A Long Term Model for Long Distance Travel in France

A Long Term Model for Long Distance Travel in France


I Cabanne, Laboratoire d'Economie des Transports, FR



This paper models the evolution of long distance traffic in France by 2020 under different hypotheses on GDP growth and transport policies (level of extension of the high speed rail network and of the motorway network, change in gas prices, motorway tolls, rail and air fares).

Long distance traffic in France has increased sharply over the last twenty years. Air traffic increased by 200%. Traffic on motorways increased by 150% (not taking into account the transfer of vehicles from the old trunk roads to the motorway network when a new motorway opens up). On the other hand rail traffic increased by 10% only, despite massive investments (1200km of high speed rail track were built). This rapid growth of long distance travel, especially of the modes that pollute most, raises problems as far as the environment, infrastructure congestion and investment costs are concerned. It is thus important to model the evolution of interurban traffic and assess the long term impact of economic growth and transport policies on the national interurban traffic volume and its modal split.

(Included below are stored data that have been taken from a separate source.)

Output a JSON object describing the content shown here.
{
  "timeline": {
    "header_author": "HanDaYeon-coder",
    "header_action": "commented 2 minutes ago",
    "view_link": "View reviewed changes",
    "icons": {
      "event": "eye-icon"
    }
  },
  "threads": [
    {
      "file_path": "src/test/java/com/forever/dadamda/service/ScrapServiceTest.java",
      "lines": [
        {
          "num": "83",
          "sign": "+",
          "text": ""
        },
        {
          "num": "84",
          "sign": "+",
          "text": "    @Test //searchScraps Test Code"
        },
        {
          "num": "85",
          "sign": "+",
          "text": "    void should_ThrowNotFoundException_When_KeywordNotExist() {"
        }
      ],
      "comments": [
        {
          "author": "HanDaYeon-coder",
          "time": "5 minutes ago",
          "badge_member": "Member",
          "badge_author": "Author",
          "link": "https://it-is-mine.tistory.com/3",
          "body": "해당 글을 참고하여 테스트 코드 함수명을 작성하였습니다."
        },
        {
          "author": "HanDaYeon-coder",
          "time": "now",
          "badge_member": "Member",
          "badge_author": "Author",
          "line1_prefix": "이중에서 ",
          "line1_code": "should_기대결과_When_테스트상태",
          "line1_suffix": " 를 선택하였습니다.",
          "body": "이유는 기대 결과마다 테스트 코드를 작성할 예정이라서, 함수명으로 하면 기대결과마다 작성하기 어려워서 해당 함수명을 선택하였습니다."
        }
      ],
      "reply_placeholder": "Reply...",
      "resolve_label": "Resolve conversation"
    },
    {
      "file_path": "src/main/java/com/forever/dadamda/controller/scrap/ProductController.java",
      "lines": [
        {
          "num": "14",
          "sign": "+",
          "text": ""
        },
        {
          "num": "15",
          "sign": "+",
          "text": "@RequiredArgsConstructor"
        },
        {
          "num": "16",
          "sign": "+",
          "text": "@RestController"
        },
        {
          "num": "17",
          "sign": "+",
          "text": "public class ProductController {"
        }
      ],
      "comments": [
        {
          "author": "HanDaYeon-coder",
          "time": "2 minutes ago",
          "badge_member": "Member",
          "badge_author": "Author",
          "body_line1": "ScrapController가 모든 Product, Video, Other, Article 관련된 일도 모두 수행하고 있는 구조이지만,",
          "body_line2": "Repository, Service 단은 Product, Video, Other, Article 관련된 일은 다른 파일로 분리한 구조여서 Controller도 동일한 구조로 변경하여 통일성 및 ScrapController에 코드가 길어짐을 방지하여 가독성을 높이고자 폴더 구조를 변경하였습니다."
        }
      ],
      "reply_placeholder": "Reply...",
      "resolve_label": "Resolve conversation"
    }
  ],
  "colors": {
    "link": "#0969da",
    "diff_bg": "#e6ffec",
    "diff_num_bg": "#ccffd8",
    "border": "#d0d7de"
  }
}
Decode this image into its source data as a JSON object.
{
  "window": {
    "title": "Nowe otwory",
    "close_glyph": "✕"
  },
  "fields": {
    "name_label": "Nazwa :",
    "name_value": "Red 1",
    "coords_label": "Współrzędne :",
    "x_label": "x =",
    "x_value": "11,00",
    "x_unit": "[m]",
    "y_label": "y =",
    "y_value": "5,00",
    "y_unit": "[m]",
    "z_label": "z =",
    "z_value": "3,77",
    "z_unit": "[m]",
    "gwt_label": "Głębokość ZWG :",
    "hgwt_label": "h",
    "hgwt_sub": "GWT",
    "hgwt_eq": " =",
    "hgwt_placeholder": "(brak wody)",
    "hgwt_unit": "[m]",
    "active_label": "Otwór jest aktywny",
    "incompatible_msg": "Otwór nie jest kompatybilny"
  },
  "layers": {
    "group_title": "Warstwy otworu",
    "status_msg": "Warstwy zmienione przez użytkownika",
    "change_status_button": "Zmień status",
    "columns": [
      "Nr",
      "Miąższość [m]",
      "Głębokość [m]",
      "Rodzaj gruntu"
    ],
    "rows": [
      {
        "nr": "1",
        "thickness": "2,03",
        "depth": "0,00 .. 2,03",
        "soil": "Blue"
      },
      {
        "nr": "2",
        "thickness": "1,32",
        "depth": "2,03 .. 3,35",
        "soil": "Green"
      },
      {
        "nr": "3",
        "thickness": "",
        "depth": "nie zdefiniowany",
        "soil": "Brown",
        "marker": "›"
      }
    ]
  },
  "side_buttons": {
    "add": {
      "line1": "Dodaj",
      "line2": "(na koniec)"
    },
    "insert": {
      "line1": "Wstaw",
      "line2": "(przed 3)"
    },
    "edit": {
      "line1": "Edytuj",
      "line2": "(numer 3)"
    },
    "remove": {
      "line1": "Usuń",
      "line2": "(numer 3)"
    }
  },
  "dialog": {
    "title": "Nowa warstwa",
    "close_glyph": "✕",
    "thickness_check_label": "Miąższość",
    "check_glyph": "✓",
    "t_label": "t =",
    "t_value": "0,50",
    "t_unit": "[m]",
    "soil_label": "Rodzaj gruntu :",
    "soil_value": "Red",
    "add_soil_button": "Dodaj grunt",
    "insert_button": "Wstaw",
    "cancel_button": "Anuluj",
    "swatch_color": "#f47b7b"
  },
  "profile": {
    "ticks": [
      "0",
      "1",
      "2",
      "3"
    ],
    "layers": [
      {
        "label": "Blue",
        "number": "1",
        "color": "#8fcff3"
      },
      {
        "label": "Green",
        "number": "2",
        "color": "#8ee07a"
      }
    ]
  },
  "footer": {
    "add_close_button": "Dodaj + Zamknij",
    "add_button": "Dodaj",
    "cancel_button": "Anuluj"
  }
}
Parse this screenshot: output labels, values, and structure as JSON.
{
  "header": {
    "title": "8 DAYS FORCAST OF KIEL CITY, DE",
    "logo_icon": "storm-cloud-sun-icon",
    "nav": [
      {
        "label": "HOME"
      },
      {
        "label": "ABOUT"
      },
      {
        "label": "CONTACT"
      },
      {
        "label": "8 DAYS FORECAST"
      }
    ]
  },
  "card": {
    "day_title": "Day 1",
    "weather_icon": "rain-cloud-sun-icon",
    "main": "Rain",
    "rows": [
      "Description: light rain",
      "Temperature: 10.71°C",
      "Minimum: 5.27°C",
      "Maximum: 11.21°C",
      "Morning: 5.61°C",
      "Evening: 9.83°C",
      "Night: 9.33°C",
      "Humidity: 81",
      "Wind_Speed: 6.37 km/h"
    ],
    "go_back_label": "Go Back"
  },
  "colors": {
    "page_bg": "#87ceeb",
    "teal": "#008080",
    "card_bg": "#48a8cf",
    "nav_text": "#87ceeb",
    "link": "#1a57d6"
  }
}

To do this, we estimate a time series model with data from the last 20 years. The explanatory variables are GDP, the average price per passenger.kilometer for each mode of transport and indicators of accessibility by rail and by motorway. Several indicators for accessibility by rail are modelled thanks to spatial data and then tested.

Methodological issue.

Time series models have already been estimated for France. However these models are not fully satisfactory, especially those for rail traffic. The variable relative to train speed or to the length of high speed rail track was found to be insignificant, which is not realistic, and traffic changes obtained from the model do not always fit observed traffic variations very well. Time series models are often used for long term planning because long distance travel is well correlated with GDP growth and time series models enable to show this trend whereas models based on a single year survey lack dynamic information. However time series models also have some drawbacks. Explanatory variables are often trended and correlated which is a problem for calibrating coefficients. Only a few variables can be used and these variables are highly aggregated. In time series models for long distance travel the variable which describes the rail network is often a route length or an average train speed. But these variables are not necessarily appropriate. A certain amount of variation in the average train speed may correspond to very different variations of rail network performance. Reducing travel time by rail from 4 hours to 2 hours for an origin - destination has an important impact on rail/plane modal share. Reducing an origin ? destination travel time from 2 hours to 1 hour has less impact. Yet the average national rail speed and the total route length may vary in the same way in both cases. In this paper we produce accessibility indicators calculated from models based on spatial data. These accessibility indicators are meant to take into account the spatial structure of the increase in rail speed and its impact on rail use. These accessibility indicators are then introduced in the time series model. The model thus combines a time series macro-economic model with a spatial approach where an accessibility indictor measures the impact of the spatial structure of the rail network.

The models and their results.

Air traffic is measured by the number of air passenger.kilometers and rail traffic by the number of rail passenger-kilometers but the increase in car traffic on motorways is measured in a different way. The number of car.kilometers on motorways is not a good indicator because in 1980 the motorway network was small therefore the increase in the number of vehicles on motorways mostly shows the transfer of cars from old trunk roads to new motorways and not a real increase in the use of car for long distance trips. Instead we use an indicator of ?traffic variation at stable network? : each year the percentage of traffic growth is calculated at stable network length on the network that existed 2 years before.

Two models are tested: a generation and modal split model and a direct demand model. The explanatory variables in both models are GDP, the average price per passenger.kilometer for each mode of transport, an indicator of accessibility by rail and an indicator of accessibility by motorway. Various railway accessibility indicators are tested. The direct demand equations give the best results.

We discuss the methodology and its results. We discuss the elasticity values and compare them with values obtained from other models applied to long distance travel. The direct demand equations are then used to test the impact of various scenarios of economic growth and change in transport supply (network development and prices) on change in long distance travel in the next 20 years.